Friday, 13 July 2018

Pied Wagtail Day

In the good old days the sun shined all day, children played on railway tracks, parents told their kids to count the traffic or to catch butterflies and stick pins through their wings, sweets cost 1d for five, and there were pied wagtails everywhere. This weather is reminding me of my childhood.  Obviously, it never rained in my memory until I became a mooning teenager, writing names of boys I fancied, who would never look at me twice in the condensation on my bedroom window, so my memories of being a child are filled with long hot sunny days, roaming the streets until my friend had to be home for tea at five. We would hang around the park or go for long cycle rides in the countryside or just set up some chairs and canes to compete in our own version of Horse of the Year Show in the garden.  In 1976, which this year reminds me most of, my dad made a sprinkler with a hosepipe and an old Quality Street tin that he had put holes in.  We weren't allowed to use it until after 5pm, when the water inspectors had gone home but then the neighbours would join us and children and adults would run through the spray, squealing with delight.  

Describing this idyll could easily fool you into thinking that things were so much better then. I'm always wary of falling into that trap but there were pied wagtails everywhere and you hardly see any now.  I always liked this bird.  It seemed childlike, full of fun, bobbing it's head and tail up and down as it bounced around the garden, collecting insects.

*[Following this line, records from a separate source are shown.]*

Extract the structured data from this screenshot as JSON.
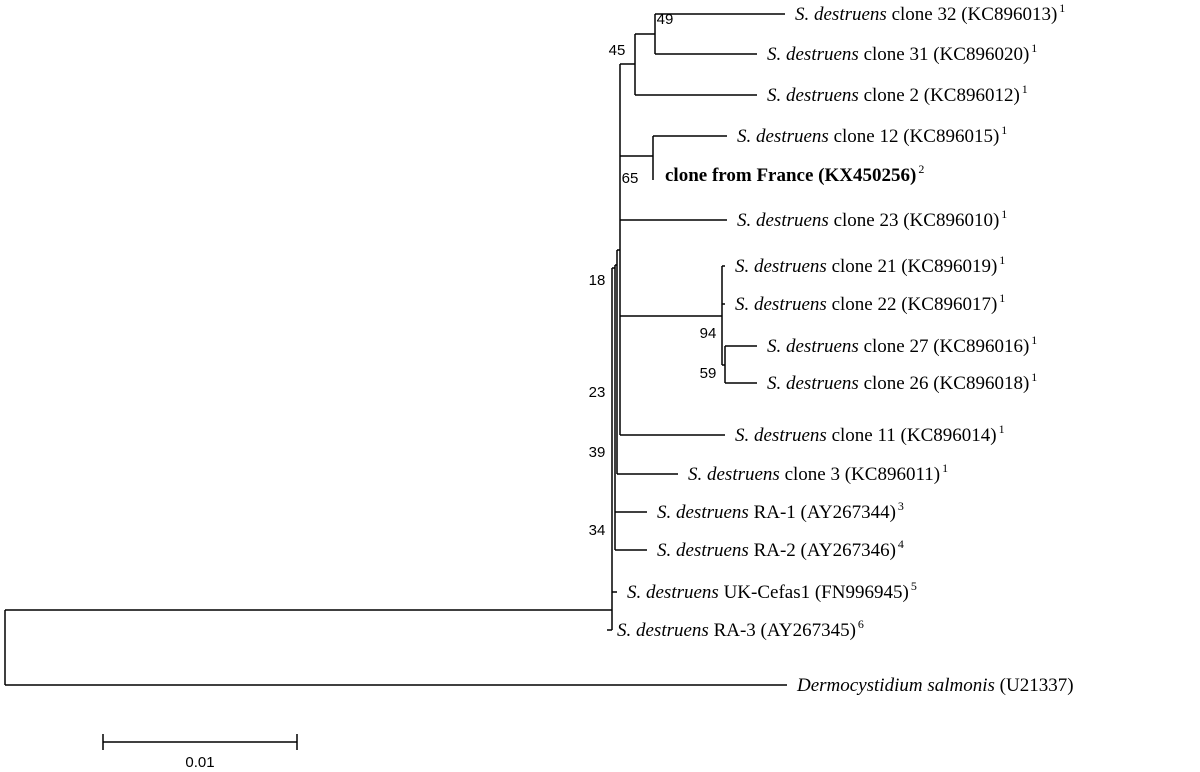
{
  "tree": {
    "leaves": [
      {
        "italic": "S. destruens",
        "text": "clone 32 (KC896013)",
        "sup": "1"
      },
      {
        "italic": "S. destruens",
        "text": "clone 31 (KC896020)",
        "sup": "1"
      },
      {
        "italic": "S. destruens",
        "text": "clone 2 (KC896012)",
        "sup": "1"
      },
      {
        "italic": "S. destruens",
        "text": "clone 12 (KC896015)",
        "sup": "1"
      },
      {
        "bold": "clone from France (KX450256)",
        "sup": "2"
      },
      {
        "italic": "S. destruens",
        "text": "clone 23 (KC896010)",
        "sup": "1"
      },
      {
        "italic": "S. destruens",
        "text": "clone 21 (KC896019)",
        "sup": "1"
      },
      {
        "italic": "S. destruens",
        "text": "clone 22 (KC896017)",
        "sup": "1"
      },
      {
        "italic": "S. destruens",
        "text": "clone 27 (KC896016)",
        "sup": "1"
      },
      {
        "italic": "S. destruens",
        "text": "clone 26 (KC896018)",
        "sup": "1"
      },
      {
        "italic": "S. destruens",
        "text": "clone 11 (KC896014)",
        "sup": "1"
      },
      {
        "italic": "S. destruens",
        "text": "clone 3 (KC896011)",
        "sup": "1"
      },
      {
        "italic": "S. destruens",
        "text": "RA-1 (AY267344)",
        "sup": "3"
      },
      {
        "italic": "S. destruens",
        "text": "RA-2 (AY267346)",
        "sup": "4"
      },
      {
        "italic": "S. destruens",
        "text": "UK-Cefas1 (FN996945)",
        "sup": "5"
      },
      {
        "italic": "S. destruens",
        "text": "RA-3 (AY267345)",
        "sup": "6"
      },
      {
        "italic": "Dermocystidium salmonis",
        "text": "(U21337)"
      }
    ],
    "bootstrap": [
      "49",
      "45",
      "65",
      "18",
      "94",
      "59",
      "23",
      "39",
      "34"
    ],
    "scale_label": "0.01"
  }
}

I was reminded of these birds because I saw two.  I was walking up to the High Street (to buy more bird food) and there was one on a garden fence, giving chirrup-y instructions to his mate on the ground.  "That's it.  Pick it up.  Soooo pretty.  Nice in our nest."  I looked at the other bird who was struggling to pick something up from the ground.
"NO!" I shouted, waving my arms and scaring the birds away.  "Maybe that's why we don't see them any more," I thought.

When I got home I told the Long Suffering Husband. "Hmmm," he said, making me think he wasn't really listening.  
"What I don't understand is if they can put them out, why can't they bring them back in," he said in his most judgy voice, simultaneously failing to sweep away the crumbs from the bread he had just cut.
"People don't realise," I told him. "I bet most of them shared the David Attenborough thing about plastic in the sea on Facebook.  They'd be mortified if they knew."
"Hmmm," he replied, scanning through the Sky listings.

So, a week after Cabbie Day I made it my mission to collect what remained of the brightly coloured pieces of rubber.  There were a few whole balloons still attached to lamp posts but most were in pieces on the floor.  If it had rained they would have washed down the drain and into the belly of some poor unsuspecting turtle.  

Balloons collected after Cabbie Day (£1 for scale)

If I were a pied wagtail, full of childish bounce, I'd probably think it looked like a good nest too.